Математическое моделирование лизиса фибринового сгустка плазмином

Основные результаты кинетического исследования и недостатки модели.

Сравнение разработанной модели с экспериментами позволило сделать вывод о том, что скорость связывания плазмина лимитирует скорость всей реакции деградации фибрина плазмином, и дать численную оценку значению константы связывания k_ас (0,05-1,0мкМ^-1мин^-1). Однако модель являлась гомогенной, для нее принималось равномерное распределение плазмина по сгустку, хотя сравнение проводилось с экспериментами, в которых плазмин диффундировал в сгусток. Учет в модели конечной диффузии не должно изменить основных выводов, сделанных из нашей работы, за исключением верхней границы диапазона оценочных значений для k_ас (ее значение увеличится). Также в модели не было учтено появление дополнительных сайтов связывания плазмина в процессе лизиса, которые, возможно, играют значительную роль в фибринолизе (смотри следующий пункт), и ингибирующее действие продуктов деградации фибрина. Это является оправданным только для начальных стадий фибринолиза. Кроме того, модель основывалась на идее послойного лизиса, хотя, на самом деле, характер лизиса, как говорилось в п. 1.2.2, другой: он предполагает поперечные разрезания фибрилл. Но, с учетом того, что причина образования таких разрезов пока до конца не выяснена, модель, благодаря своей простоте и наглядности, не теряет своей значимости.

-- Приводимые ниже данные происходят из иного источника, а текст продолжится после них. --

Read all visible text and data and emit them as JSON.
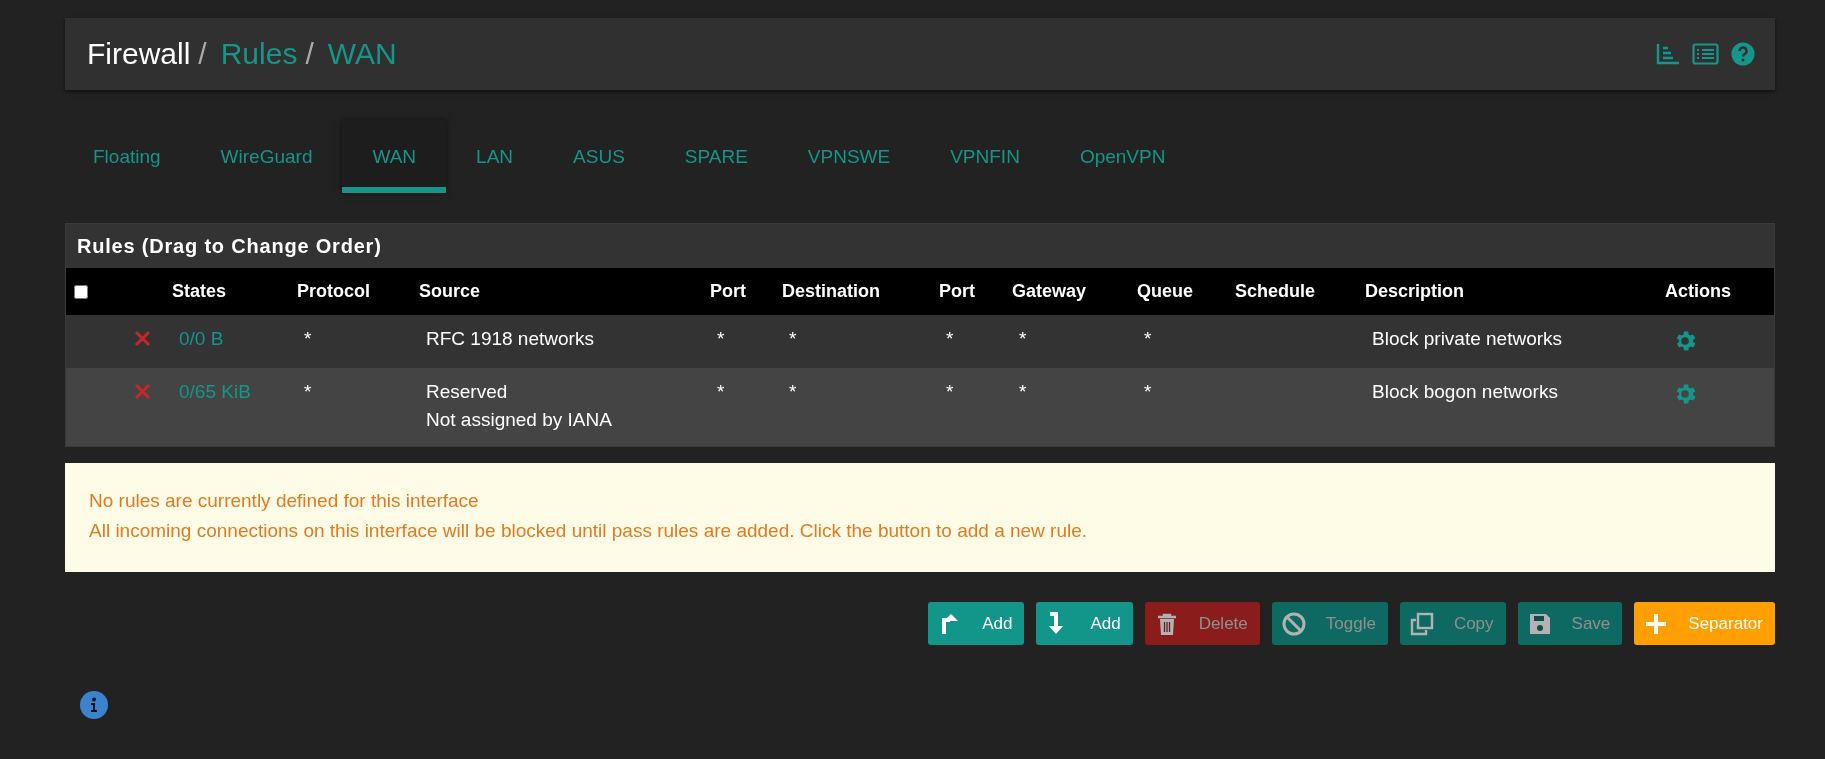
{
  "breadcrumb": [
    {
      "kind": "title",
      "label": "Firewall"
    },
    {
      "kind": "separator",
      "label": "/"
    },
    {
      "kind": "link",
      "label": "Rules"
    },
    {
      "kind": "separator",
      "label": "/"
    },
    {
      "kind": "link",
      "label": "WAN"
    }
  ],
  "tabs": [
    {
      "label": "Floating",
      "selected": false
    },
    {
      "label": "WireGuard",
      "selected": false
    },
    {
      "label": "WAN",
      "selected": true
    },
    {
      "label": "LAN",
      "selected": false
    },
    {
      "label": "ASUS",
      "selected": false
    },
    {
      "label": "SPARE",
      "selected": false
    },
    {
      "label": "VPNSWE",
      "selected": false
    },
    {
      "label": "VPNFIN",
      "selected": false
    },
    {
      "label": "OpenVPN",
      "selected": false
    }
  ],
  "panel": {
    "title": "Rules (Drag to Change Order)",
    "select_all": {
      "checked": false
    },
    "columns": [
      "States",
      "Protocol",
      "Source",
      "Port",
      "Destination",
      "Port",
      "Gateway",
      "Queue",
      "Schedule",
      "Description",
      "Actions"
    ],
    "rows": [
      {
        "kind": "block",
        "states": "0/0 B",
        "protocol": "*",
        "source": [
          "RFC 1918 networks"
        ],
        "source_port": "*",
        "destination": "*",
        "destination_port": "*",
        "gateway": "*",
        "queue": "*",
        "description": "Block private networks"
      },
      {
        "kind": "block",
        "states": "0/65 KiB",
        "protocol": "*",
        "source": [
          "Reserved",
          "Not assigned by IANA"
        ],
        "source_port": "*",
        "destination": "*",
        "destination_port": "*",
        "gateway": "*",
        "queue": "*",
        "description": "Block bogon networks"
      }
    ]
  },
  "alert": {
    "title": "No rules are currently defined for this interface",
    "message": "All incoming connections on this interface will be blocked until pass rules are added. Click the button to add a new rule."
  },
  "buttons": [
    {
      "kind": "add-top",
      "label": "Add",
      "disabled": false
    },
    {
      "kind": "add-bottom",
      "label": "Add",
      "disabled": false
    },
    {
      "kind": "delete",
      "label": "Delete",
      "disabled": true
    },
    {
      "kind": "toggle",
      "label": "Toggle",
      "disabled": true
    },
    {
      "kind": "copy",
      "label": "Copy",
      "disabled": true
    },
    {
      "kind": "save",
      "label": "Save",
      "disabled": true
    },
    {
      "kind": "separator",
      "label": "Separator",
      "disabled": false
    }
  ]
}
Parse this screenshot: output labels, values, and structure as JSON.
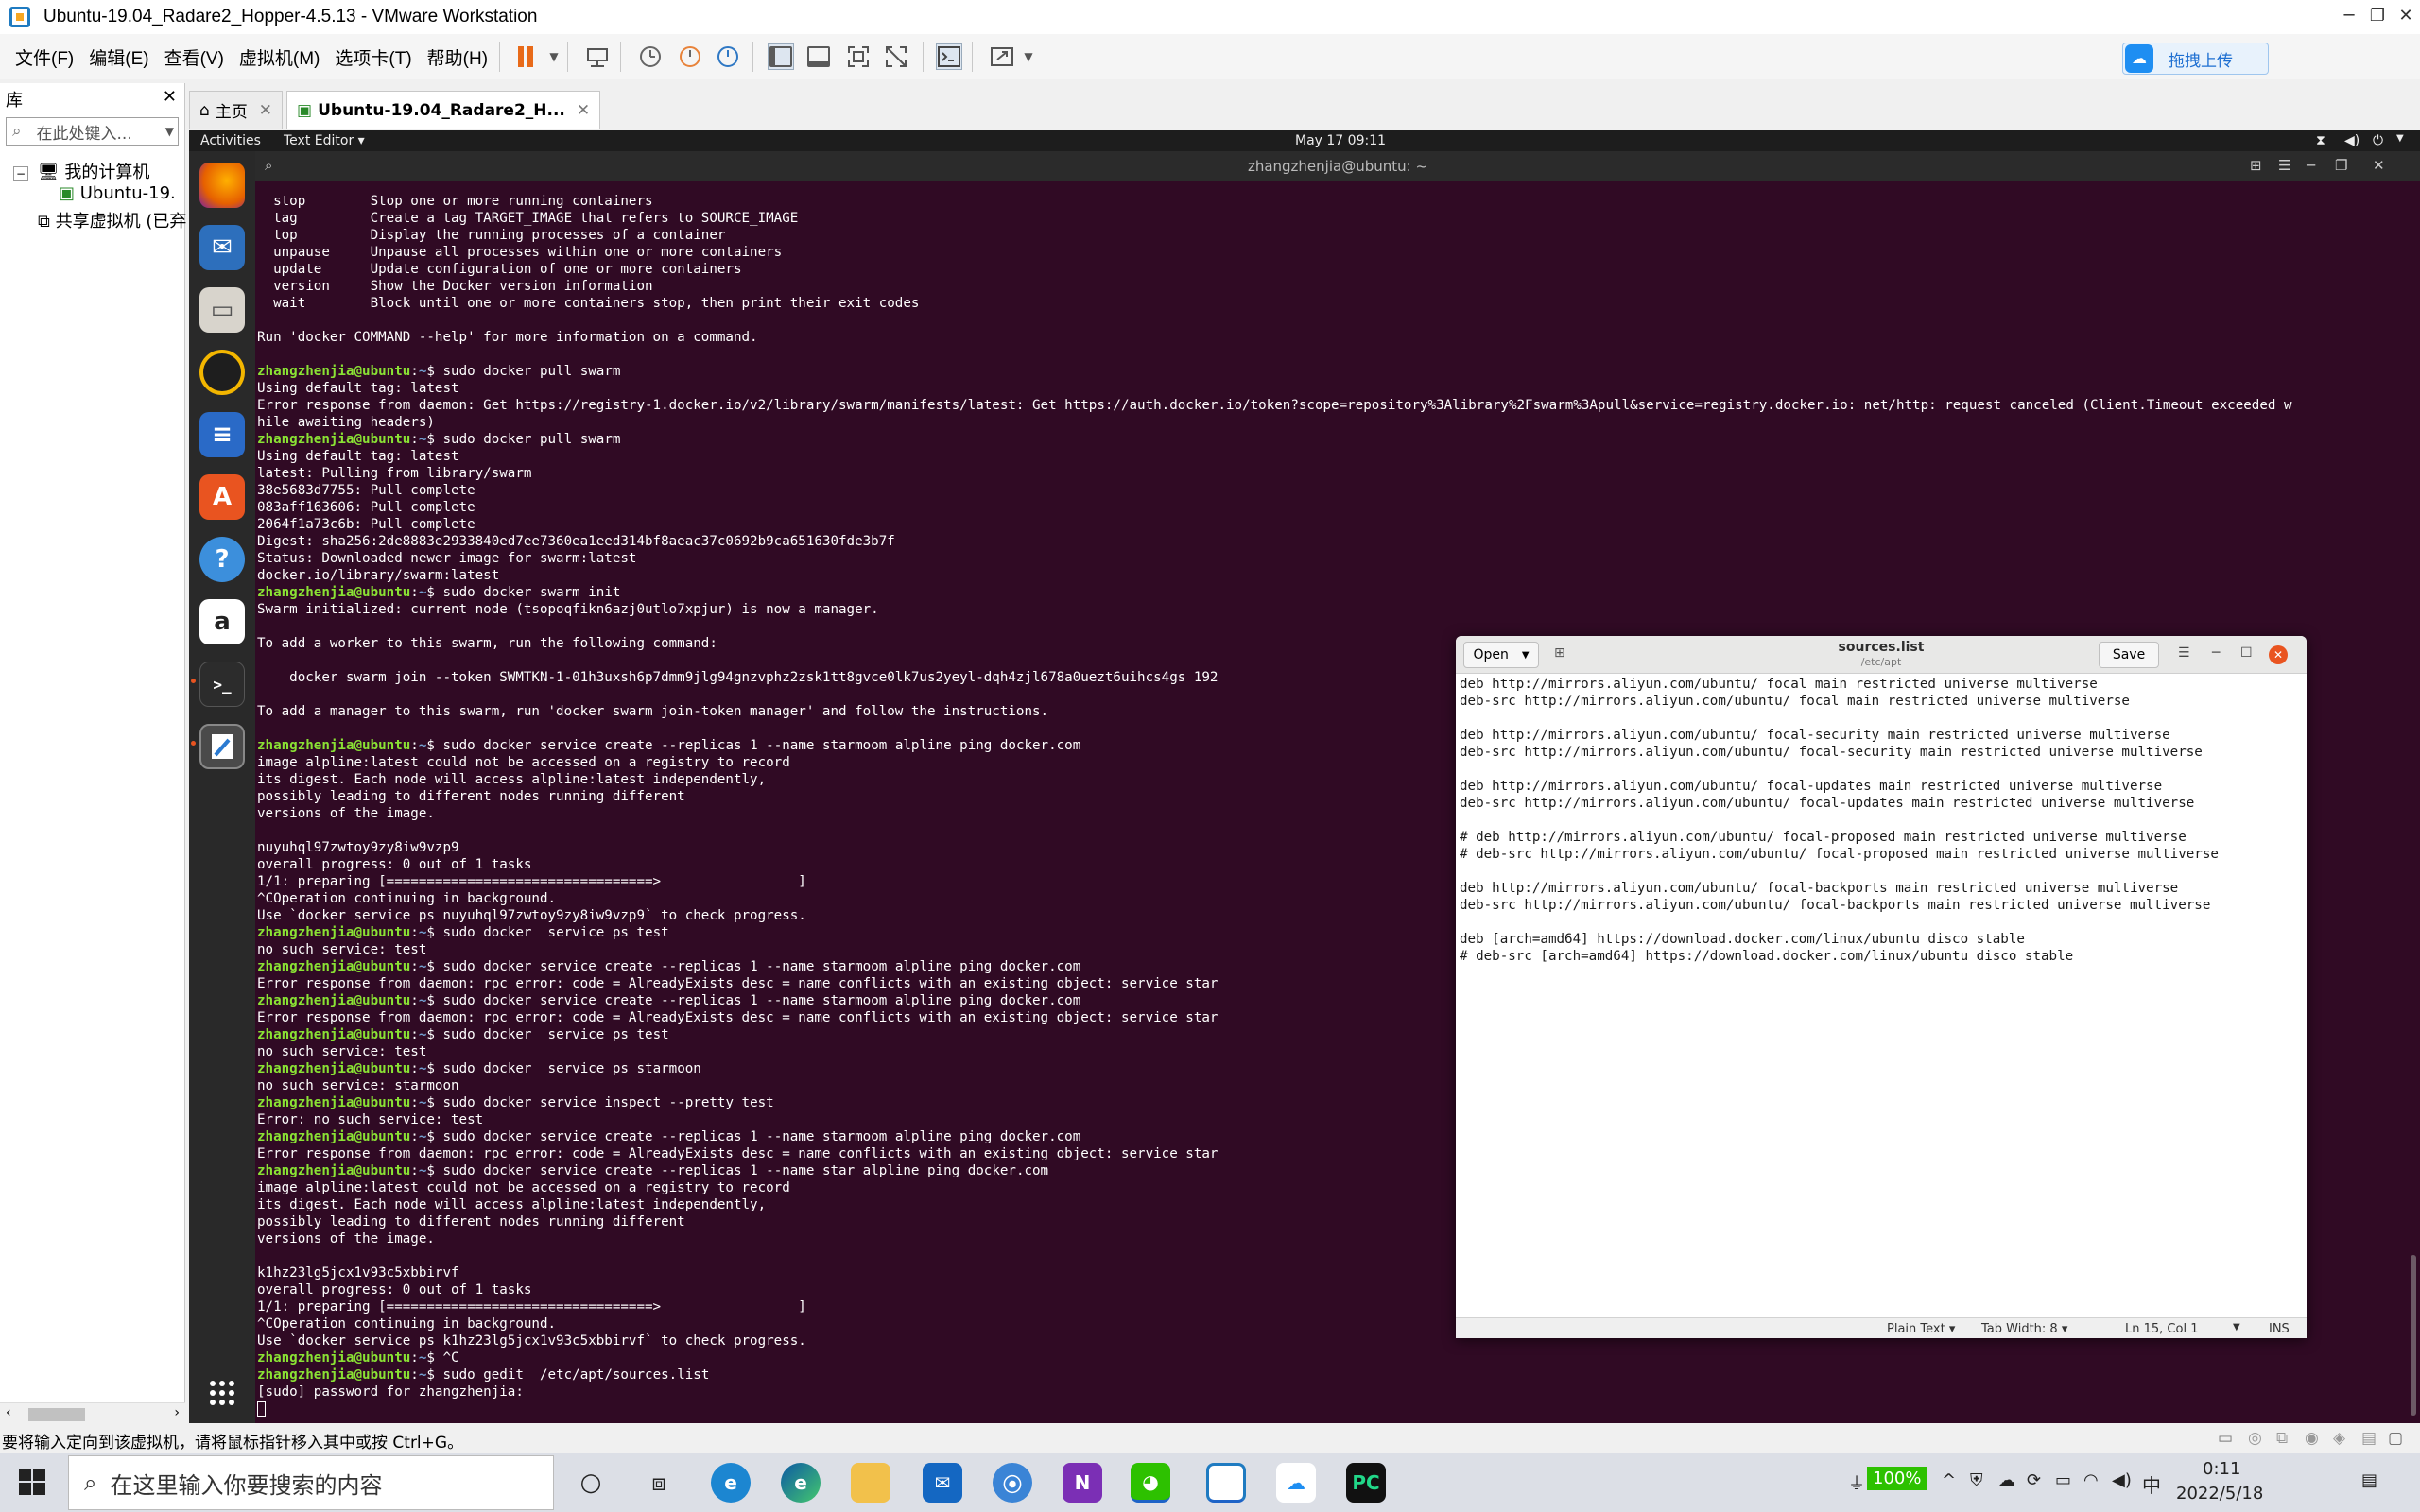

3.2 Исследование вопроса о причине появления поперечных разрезов фибрилл в процессе их лизиса

Как уже говорилось выше, в существующей литературе нет удовлетворительного объяснения, почему же лизис фибриллы происходит преимущественно ее поперечными разрезаниями, а не послойно уменьшением ее диаметра. Встретилось только одно предположение о том, что плазмин, благодаря наличию в его структуре нескольких фибрин-связывающих крингл-доменов, способен проникать в фибриллу и последовательно перерезать внутренние протофибриллы [56]. Однако экспериментального подтверждения этому пока нет.

В данной работе было предложено другое объяснение этому явлению. Оно заключалось в следующем. Плазмину, чтобы произвести поперечный разрез, вовсе не обязательно проникать внутрь фибриллы. Вполне возможно, что за это явление ответственны появляющиеся на фибрине в процессе его лизиса С-концевые лизиновые аминокислотные остатки. Из экспериментов известно, что плазмин помимо гидролиза основных связей, приводящего к разрезанию фибрин-мономера, осуществляет также гидролиз некоторых других, дополнительных, связей и образует С-концевые лизины [21], [22], [31], [32]. С такими С-концевыми лизинами плазминоген и плазмин связываются лучше, чем с внутренними лизинами, входящими в состав исходных сайтов связывания на нативном фибрине. Способствуют ли С-концевые лизины появлению новых сайтов связывания для этих белков или же они улучшают афинность исходных, считается спорным вопросом. Каким же образом улучшение связывания плазмина может способствовать появлению поперечных разрезов фибриллы? Предполагаемый ответ таков: плазмин, связавшись в каком-либо месте фибриллы с «нативным» сайтом, предварительно «обрабатывает» протофибриллу, с которой связан, и, возможно, некоторые протофибриллы, находящиеся в его окрестности, и повышает тем самым в той области фибриллы, сродство к ней для других молекул плазмина. В результате чего, в том месте локально увеличивается концентрация плазмина по сравнению с остальными «необработанными» ее участками, что, в итоге приводит к увеличению вероятности образования разреза в той области фибриллы.

Для начальной проверки данной гипотезы решено было использовать математическое моделирование. Были созданы две математические модели, способные фиксировать появление поперечных разрезов фибрилл в процессе лизиса, но в одной из них было учтено увеличение плазмина к фибрину (модель (8), описанная в п. 2.2), а в другой нет (модель (21), п. 2.2). Проверка гипотезы происходила путем сравнения результатов моделей.

На рис. 3-3 представлено сравнение кинетики образования поперечных разрезов для этих двух моделей.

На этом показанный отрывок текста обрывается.